Mahkemece bozma kararına uyularak yapılan yargılama sonunda, geçersiz sözleşmeden dolayı tapu iptali ve tescil ile rayiç değer talep edilemeyeceği gerekçesiyle davanın reddini karar verilmiştir.
Hükmü, davacı vekili temyiz etmiştir.
Dava, harici satış sözleşmesine dayalı tapu iptali ve tescil ikinci kademede tazminat istemine ilişkindir.
Somut uyuşmazlıkta; taraflar arasında imzalanan 22.09.2011 tarihli "tapulu gayrimenkul satış sözleşmesi" başlıklı adi yazılı sözleşmede davalıların satıcı; davacının ise alıcı olarak isimlendirildiği, satıcılara ait 2795 parsel sayılı taşınmaz ile alıcıya ait 301 ada 1 parsel sayılı taşınmazda bulunan 1 numaralı bağımsız bölümün takası konusunda anlaşıldığı, alıcıya ait 1 numaralı bağımsız bölümün tapudan satıcılara devrinin gerçekleştiği, taşınmazların değeri arasındaki fark olduğu belirtilen 40.000 GBP "nin alıcıya ödendiği, satıcılara ait 2795 parsel sayılı taşınmazın hukuki engeli bulunduğundan alıcıya devrin gerçekleştirilemediği, satıcıların alıcıya tapu devrinin yapamamaları halinde alıcıya 140.000 GBP ödeme yapacakları, hukuki sorunun çözümünün satıcılara ait olduğu, satıcılar kendi rızaları ile devir işlemini gerçekleştirmez ise 30.000 GBP cayma tazminatı ödeyecekleri kararlaştırılmıştır. Taraflar 07.12.2010 tarihli 12754 ve 12755 yevmiye sayılı vekaletnameler ile birbirlerine sözleşmede belirtilen taşınmazların satış yetkisini vermişlerdir. Davalılardan Denise davacıya ait 1 numaralı bağımsız bölümü 19.09.2011 tarihli resmi senet ile dava dışı Belgin"e vekil sıfatıyla temlik etmiştir. Davalı Denise, davacıyı 02.03.2012 tarihinde vekillikten azletmiştir.

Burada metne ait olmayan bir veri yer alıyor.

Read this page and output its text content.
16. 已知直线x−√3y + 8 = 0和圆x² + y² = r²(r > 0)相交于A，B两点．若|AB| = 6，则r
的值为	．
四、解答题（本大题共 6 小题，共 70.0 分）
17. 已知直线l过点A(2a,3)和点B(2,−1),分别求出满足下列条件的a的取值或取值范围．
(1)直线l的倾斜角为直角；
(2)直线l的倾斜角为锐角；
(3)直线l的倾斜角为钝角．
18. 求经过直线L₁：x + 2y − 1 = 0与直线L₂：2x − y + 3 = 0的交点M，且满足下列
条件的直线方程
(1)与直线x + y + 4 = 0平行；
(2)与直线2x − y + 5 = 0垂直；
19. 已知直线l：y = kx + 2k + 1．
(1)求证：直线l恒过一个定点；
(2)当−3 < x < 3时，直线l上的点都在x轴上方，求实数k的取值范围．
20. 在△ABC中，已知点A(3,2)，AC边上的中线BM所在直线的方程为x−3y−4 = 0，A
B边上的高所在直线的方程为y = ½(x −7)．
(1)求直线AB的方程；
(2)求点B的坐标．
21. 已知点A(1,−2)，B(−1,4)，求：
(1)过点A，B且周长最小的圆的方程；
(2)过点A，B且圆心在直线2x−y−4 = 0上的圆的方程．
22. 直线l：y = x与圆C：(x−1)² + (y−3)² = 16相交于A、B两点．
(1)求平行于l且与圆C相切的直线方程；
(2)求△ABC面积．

Mahkemece, dosya kapsamında bulunan 30.05.2011 tarihli İngilizce olarak yazılı davacı ile davalı Denise tarafından imzalanmış olan sözleşme usulüne uygun olarak Türkçeye tercüme ettirilmeden 22.09.2011 tarihli 2. sözleşme içeriğine göre hüküm tesis edilmiştir. Birinci sözleşmenin yabancı dilde olduğu ve tercüme edilmediği için taraflar arasındaki hukuki ilişki eksiksiz olarak saptanamaz.
Bu durumda mahkemece, 1. sözleşme Türkçeye tercüme ettirilerek taraflar arasındaki hukuki ilişkinin belirlenmesi ve davacının talebi hakkında dosyadaki tüm deliller dikkate alınarak bir karar verilmesi gerekirken eksik araştırma ile hüküm kurulması doğru görülmemiş, hükmün bu nedenle bozulmasına karar verilmiştir.
SONUÇ: Yukarıda açıklanan nedenlerle; davacı vekilinin temyiz itirazlarının kabulü ile hükmün BOZULMASINA, peşin yatırılan harcın yatırana iadesine, kararın tebliğinden itibaren 15 gün içinde karar düzeltme yolu açık olmak üzere, 29.06.2020 tarihinde oy birliğiyle karar verildi.